Ormuz rouvert : Trump impose le tempo, l’Europe reléguée ?

Le détroit le plus stratégique du monde rouvre… mais la guerre d’influence continue en coulisses.
Entre démonstration de force américaine et hésitations européennes, l’équilibre reste fragile.
Une réouverture sous contrôle américain
L’annonce du ministre iranien des Affaires étrangères, Abbas Araghchi, est tombée comme un signal fort : le détroit d’Ormuz est de nouveau accessible aux navires commerciaux. Une décision stratégique sur cette voie maritime par laquelle transite près d’un tiers du pétrole mondial.
Dans la foulée, Donald Trump a salué une avancée majeure, évoquant un « jour brillant pour le monde » sur son réseau Truth Social. Résultat immédiat : le prix du baril de pétrole a chuté d’environ 10 %, preuve que les marchés restent suspendus aux décisions géopolitiques.
Mais derrière cette ouverture, Washington ne relâche pas la pression.
Le président américain a été clair : le blocus maritime visant l’Iran reste en vigueur tant qu’un accord global n’est pas signé.
Une stratégie assumée : ouvrir pour apaiser les marchés, mais maintenir l’étau pour forcer Téhéran à céder.
Plus encore, Donald Trump affirme que l’Iran serait prêt à ne plus jamais fermer le détroit, transformant ce levier stratégique en engagement diplomatique majeur.
Macron et les Européens tentent d’exister
Face à cette démonstration de puissance américaine, Emmanuel Macron tente de reprendre la main.
À l’issue d’une réunion réunissant 49 pays, le président français a annoncé la création d’une mission multinationale « neutre » destinée à sécuriser la navigation dans la zone.

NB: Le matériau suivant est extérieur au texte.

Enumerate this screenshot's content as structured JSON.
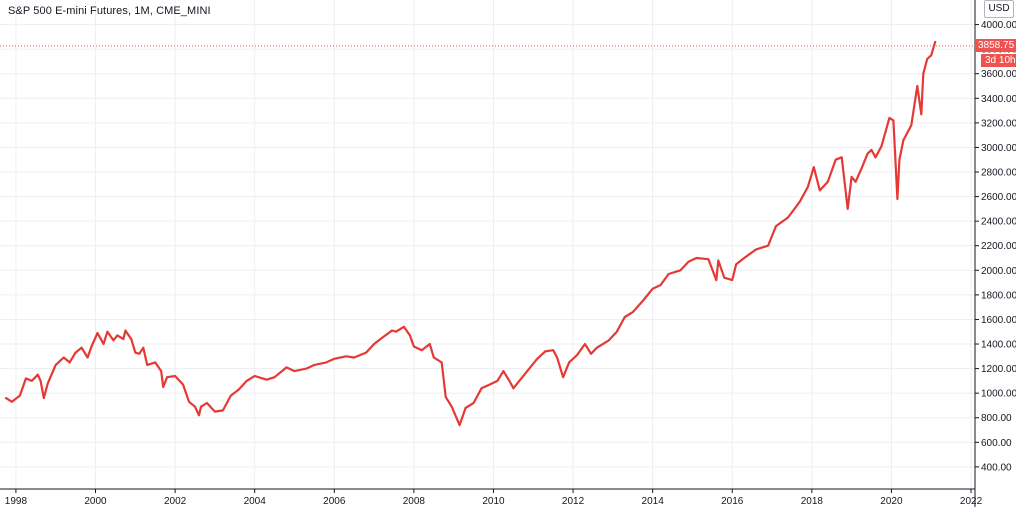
{
  "header": {
    "title": "S&P 500 E-mini Futures, 1M, CME_MINI",
    "currency_button": "USD"
  },
  "price_label": "3858.75",
  "countdown_label": "3d 10h",
  "colors": {
    "line": "#e53935",
    "tag": "#ef5350",
    "grid": "#eceff3",
    "axis_text": "#131722"
  },
  "chart_data": {
    "type": "line",
    "title": "S&P 500 E-mini Futures, 1M, CME_MINI",
    "xlabel": "",
    "ylabel": "",
    "x_ticks": [
      "1998",
      "2000",
      "2002",
      "2004",
      "2006",
      "2008",
      "2010",
      "2012",
      "2014",
      "2016",
      "2018",
      "2020",
      "2022"
    ],
    "y_ticks": [
      "400.00",
      "600.00",
      "800.00",
      "1000.00",
      "1200.00",
      "1400.00",
      "1600.00",
      "1800.00",
      "2000.00",
      "2200.00",
      "2400.00",
      "2600.00",
      "2800.00",
      "3000.00",
      "3200.00",
      "3400.00",
      "3600.00",
      "3800.00",
      "4000.00"
    ],
    "xlim": [
      1997.6,
      2022.1
    ],
    "ylim": [
      220,
      4200
    ],
    "last_value": 3858.75,
    "grid": true,
    "series": [
      {
        "x": [
          1997.75,
          1997.9,
          1998.1,
          1998.25,
          1998.4,
          1998.55,
          1998.62,
          1998.7,
          1998.8,
          1999.0,
          1999.2,
          1999.35,
          1999.5,
          1999.65,
          1999.8,
          1999.9,
          2000.05,
          2000.2,
          2000.3,
          2000.45,
          2000.55,
          2000.7,
          2000.75,
          2000.9,
          2001.0,
          2001.1,
          2001.2,
          2001.3,
          2001.5,
          2001.65,
          2001.7,
          2001.8,
          2002.0,
          2002.2,
          2002.35,
          2002.5,
          2002.6,
          2002.65,
          2002.8,
          2003.0,
          2003.2,
          2003.4,
          2003.6,
          2003.8,
          2004.0,
          2004.3,
          2004.5,
          2004.8,
          2005.0,
          2005.3,
          2005.5,
          2005.8,
          2006.0,
          2006.3,
          2006.5,
          2006.8,
          2007.0,
          2007.2,
          2007.45,
          2007.55,
          2007.75,
          2007.9,
          2008.0,
          2008.2,
          2008.4,
          2008.5,
          2008.7,
          2008.8,
          2008.95,
          2009.15,
          2009.3,
          2009.5,
          2009.7,
          2009.9,
          2010.1,
          2010.25,
          2010.4,
          2010.5,
          2010.7,
          2010.9,
          2011.1,
          2011.3,
          2011.5,
          2011.6,
          2011.75,
          2011.9,
          2012.1,
          2012.3,
          2012.45,
          2012.6,
          2012.9,
          2013.1,
          2013.3,
          2013.5,
          2013.75,
          2014.0,
          2014.2,
          2014.4,
          2014.7,
          2014.9,
          2015.1,
          2015.4,
          2015.6,
          2015.65,
          2015.8,
          2016.0,
          2016.1,
          2016.3,
          2016.6,
          2016.9,
          2017.1,
          2017.4,
          2017.7,
          2017.9,
          2018.05,
          2018.2,
          2018.4,
          2018.6,
          2018.75,
          2018.9,
          2019.0,
          2019.1,
          2019.25,
          2019.4,
          2019.5,
          2019.6,
          2019.75,
          2019.95,
          2020.05,
          2020.15,
          2020.2,
          2020.3,
          2020.5,
          2020.65,
          2020.75,
          2020.8,
          2020.9,
          2021.0,
          2021.1
        ],
        "y": [
          960,
          930,
          980,
          1120,
          1100,
          1150,
          1100,
          960,
          1080,
          1230,
          1290,
          1250,
          1330,
          1370,
          1290,
          1380,
          1490,
          1400,
          1500,
          1430,
          1470,
          1440,
          1510,
          1440,
          1330,
          1320,
          1370,
          1230,
          1250,
          1180,
          1050,
          1130,
          1140,
          1070,
          930,
          890,
          820,
          890,
          920,
          850,
          860,
          980,
          1030,
          1100,
          1140,
          1110,
          1130,
          1210,
          1180,
          1200,
          1230,
          1250,
          1280,
          1300,
          1290,
          1330,
          1400,
          1450,
          1510,
          1500,
          1540,
          1470,
          1380,
          1350,
          1400,
          1290,
          1250,
          970,
          890,
          740,
          880,
          920,
          1040,
          1070,
          1100,
          1180,
          1100,
          1040,
          1120,
          1200,
          1280,
          1340,
          1350,
          1290,
          1130,
          1250,
          1310,
          1400,
          1320,
          1370,
          1430,
          1500,
          1620,
          1660,
          1750,
          1850,
          1880,
          1970,
          2000,
          2070,
          2100,
          2090,
          1920,
          2080,
          1940,
          1920,
          2050,
          2100,
          2170,
          2200,
          2360,
          2430,
          2560,
          2680,
          2840,
          2650,
          2720,
          2900,
          2920,
          2500,
          2760,
          2720,
          2830,
          2950,
          2980,
          2920,
          3010,
          3240,
          3220,
          2580,
          2900,
          3060,
          3180,
          3500,
          3270,
          3600,
          3720,
          3750,
          3858.75
        ]
      }
    ]
  }
}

Objectif affiché : garantir durablement la libre circulation maritime dans le détroit d’Ormuz.
Une dizaine de pays ont déjà manifesté leur intérêt, et une nouvelle réunion est prévue à Londres pour définir la planification militaire de cette future force.
Dans le même temps, le Premier ministre britannique Keir Starmer a confirmé l’implication de Londres, évoquant des patrouilles navales coordonnées pour dissuader toute nouvelle perturbation.
Mais cette initiative européenne arrive tard.
Très tard.
Donald Trump n’a pas hésité à balayer sèchement ces propositions, accusant ses alliés d’avoir été « inutiles » au moment critique. Une humiliation diplomatique assumée, qui souligne une réalité : sur ce dossier stratégique, les États-Unis dictent le tempo, l’Europe suit.
Un cessez-le-feu fragile au Moyen-Orient
En parallèle, un cessez-le-feu est entré en vigueur au Liban après des affrontements intenses entre Israël et le Hezbollah.
Mais là encore, la prudence domine.
Le Hezbollah a prévenu : ses combattants restent prêts à reprendre les hostilités à la moindre violation.
Côté israélien, le ministre de la Défense, Israel Katz, a affirmé que l’opération militaire n’était « pas terminée », laissant planer le doute sur la solidité de la trêve.
Du côté iranien, le ton reste également ferme.
Le général Ali Abdollahi a averti que le maintien du blocus américain pourrait être considéré comme une violation du cessez-le-feu, ravivant immédiatement les tensions.
Autre élément clé : si les navires commerciaux sont autorisés à circuler, les navires militaires restent interdits dans le détroit, selon la télévision d’État iranienne.
Un détail loin d’être anodin.
Car il traduit une méfiance persistante et un équilibre extrêmement précaire.
Un équilibre mondial sous haute tension
Cette séquence révèle une réalité brutale : la stabilité du monde dépend encore de décisions prises dans l’urgence par quelques puissances.
Les États-Unis imposent leur stratégie, l’Iran teste ses marges de manœuvre, et l’Europe tente de s’organiser… souvent trop tard.
Dans ce contexte, le détroit d’Ormuz reste un baromètre géopolitique majeur.
Sa fermeture avait fait trembler les marchés.
Sa réouverture les rassure… temporairement.
Car, au-delà des annonces, une certitude demeure : tant qu’aucun accord écrit n’est signé, la crise peut repartir à tout moment.
Donald Trump l’a lui-même reconnu : il veut un accord formel, gravé noir sur blanc.
Un détail ?
Non. Une ligne rouge.
Et pendant que les diplomaties s’activent, une réalité s’impose : le monde reste suspendu à un équilibre fragile, où la force prime encore sur le consensus.